Vaccines can cause certain side effects but serious ones appear very rare — and there's no link with autism and Type 1 diabetes, the Institute of Medicine says in the first comprehensive safety review in 17 years.
The report released Thursday isn't aimed at nervous parents. And the side effects it lists as proven are some that doctors long have known about, such as fever-caused seizures and occasional brain inflammation.
Instead, the review comes at the request of the government's Vaccine Injury Compensation Program, which as the name implies, pays damages to people who are injured by vaccines. Federal law requires this type of independent review as officials update side effects on that list to be sure they agree with the latest science.
"Vaccines are important tools in preventing serious infectious disease across the lifespan, from infancy through adulthood. All health care interventions, however, carry the possibility of risk and vaccines are no exception," said pediatrician and bioethicist Dr. Ellen Wright Clayton of Vanderbilt University, who chaired the institute panel.
Still, the report stresses that vaccines generally are safe, and it may help doctors address worries from a small but vocal anti-vaccine movement. Some vaccine-preventable diseases, including measles, are on the rise.
"I am hopeful that it will allay some people's concerns," Clayton said.
The review echoed numerous other scientific reports that dismiss an autism link.
But it found convincing evidence of 14 side effects:
—Fever-triggered seizures, which seldom cause long-term consequences, from the measles-mumps-rubella, or MMR, vaccine.

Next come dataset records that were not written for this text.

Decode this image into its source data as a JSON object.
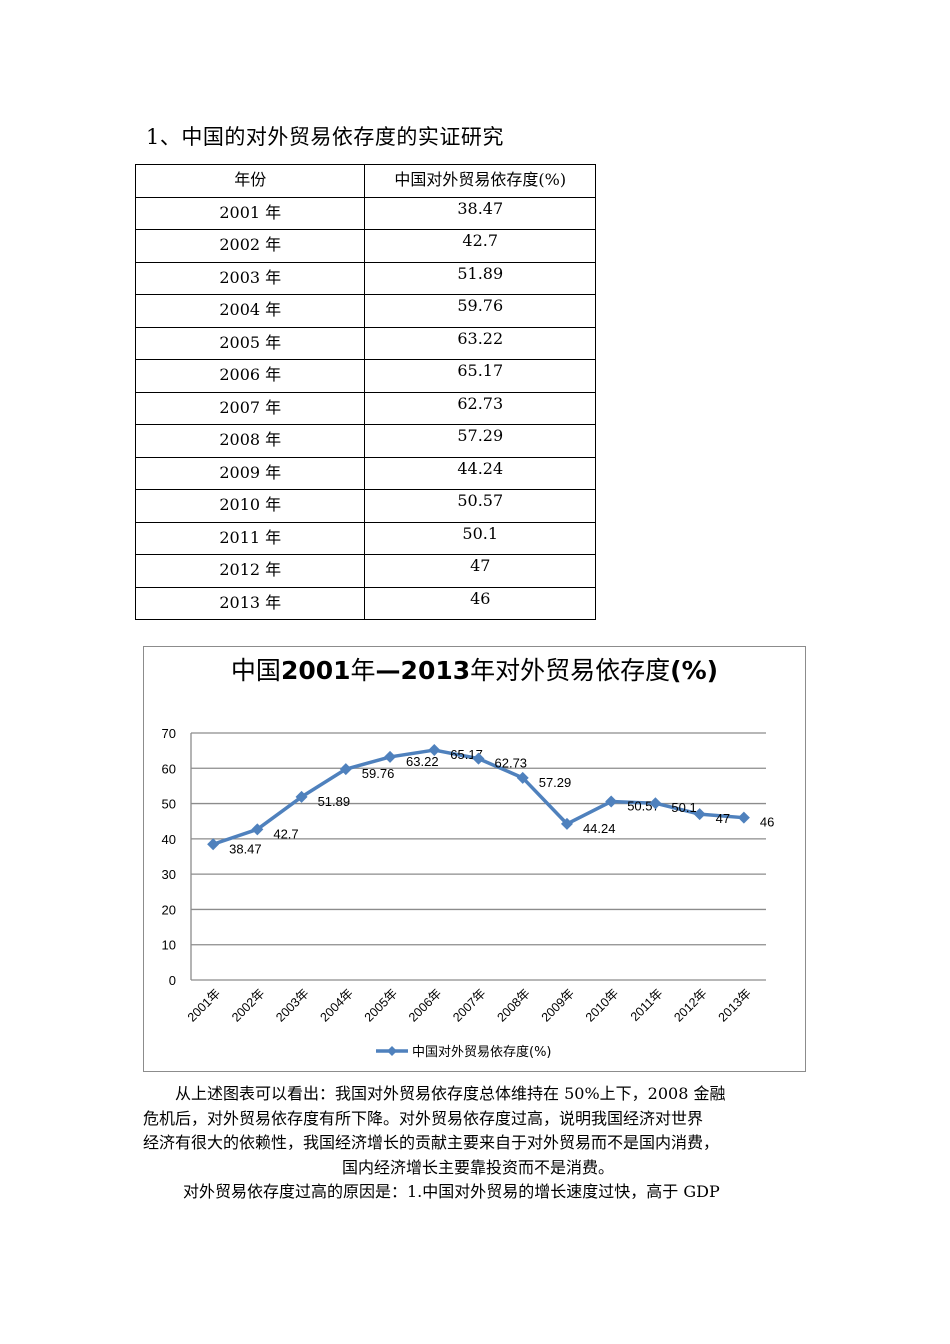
{
  "heading": "1、中国的对外贸易依存度的实证研究",
  "table": {
    "headers": [
      "年份",
      "中国对外贸易依存度(%)"
    ],
    "rows": [
      {
        "year": "2001 年",
        "value": "38.47"
      },
      {
        "year": "2002 年",
        "value": "42.7"
      },
      {
        "year": "2003 年",
        "value": "51.89"
      },
      {
        "year": "2004 年",
        "value": "59.76"
      },
      {
        "year": "2005 年",
        "value": "63.22"
      },
      {
        "year": "2006 年",
        "value": "65.17"
      },
      {
        "year": "2007 年",
        "value": "62.73"
      },
      {
        "year": "2008 年",
        "value": "57.29"
      },
      {
        "year": "2009 年",
        "value": "44.24"
      },
      {
        "year": "2010 年",
        "value": "50.57"
      },
      {
        "year": "2011 年",
        "value": "50.1"
      },
      {
        "year": "2012 年",
        "value": "47"
      },
      {
        "year": "2013 年",
        "value": "46"
      }
    ]
  },
  "chart": {
    "title_parts": [
      {
        "text": "中国",
        "bold": false
      },
      {
        "text": "2001",
        "bold": true
      },
      {
        "text": "年",
        "bold": false
      },
      {
        "text": "—2013",
        "bold": true
      },
      {
        "text": "年对外贸易依存度",
        "bold": false
      },
      {
        "text": "(%)",
        "bold": true
      }
    ],
    "line_color": "#4F81BD",
    "gridline_color": "#8c8c8c",
    "legend_label": "中国对外贸易依存度(%)"
  },
  "chart_data": {
    "type": "line",
    "title": "中国2001年—2013年对外贸易依存度(%)",
    "xlabel": "",
    "ylabel": "",
    "categories": [
      "2001年",
      "2002年",
      "2003年",
      "2004年",
      "2005年",
      "2006年",
      "2007年",
      "2008年",
      "2009年",
      "2010年",
      "2011年",
      "2012年",
      "2013年"
    ],
    "series": [
      {
        "name": "中国对外贸易依存度(%)",
        "values": [
          38.47,
          42.7,
          51.89,
          59.76,
          63.22,
          65.17,
          62.73,
          57.29,
          44.24,
          50.57,
          50.1,
          47,
          46
        ],
        "marker": "diamond",
        "data_labels": true
      }
    ],
    "ylim": [
      0,
      70
    ],
    "yticks": [
      0,
      10,
      20,
      30,
      40,
      50,
      60,
      70
    ],
    "grid": true,
    "legend_position": "bottom"
  },
  "paragraphs": {
    "p1_lines": [
      "从上述图表可以看出：我国对外贸易依存度总体维持在 50%上下，2008 金融",
      "危机后，对外贸易依存度有所下降。对外贸易依存度过高，说明我国经济对世界",
      "经济有很大的依赖性，我国经济增长的贡献主要来自于对外贸易而不是国内消费，",
      "国内经济增长主要靠投资而不是消费。"
    ],
    "p2": "对外贸易依存度过高的原因是：1.中国对外贸易的增长速度过快，高于 GDP"
  }
}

—MMR also can cause a rare form of brain inflammation in some people with immune problems.
—The varicella vaccine against chickenpox sometimes triggers that viral infection, resulting in widespread chickenpox or a painful relative called shingles. It also occasionally can lead to pneumonia, hepatitis or meningitis.
—Six vaccines — MMR and the chickenpox, hepatitis B, meningococcal and tetanus-containing vaccines — can cause severe allergic reactions known as anaphylaxis.
—Vaccines in general sometimes trigger fainting or a type of shoulder inflammation.
There's suggestive evidence but not proof of a few other side effects, including anaphylaxis from the human papillomavirus, or HPV, vaccine and short-term joint pain in some women and children from the MMR vaccine.
On the other hand, the report cleared flu shots of blame for two long-suspected side effects: Bell's palsy and worsening of asthma.
That doesn't mean there aren't other side effects — the review couldn't find enough evidence to decide about more than 100 other possibilities. Some vaccines are just too new to link to something really rare. Another example: Flu shots have long come with a caution about rare, paralyzing Guillain-Barre syndrome, but Clayton said research hasn't settled if that's a coincidence since the disorder is more common during the winter.
The Health Resources and Services Administration, which runs the vaccine compensation program, is reviewing the report but said it's too early to predict if it will prompt changes to the injury list.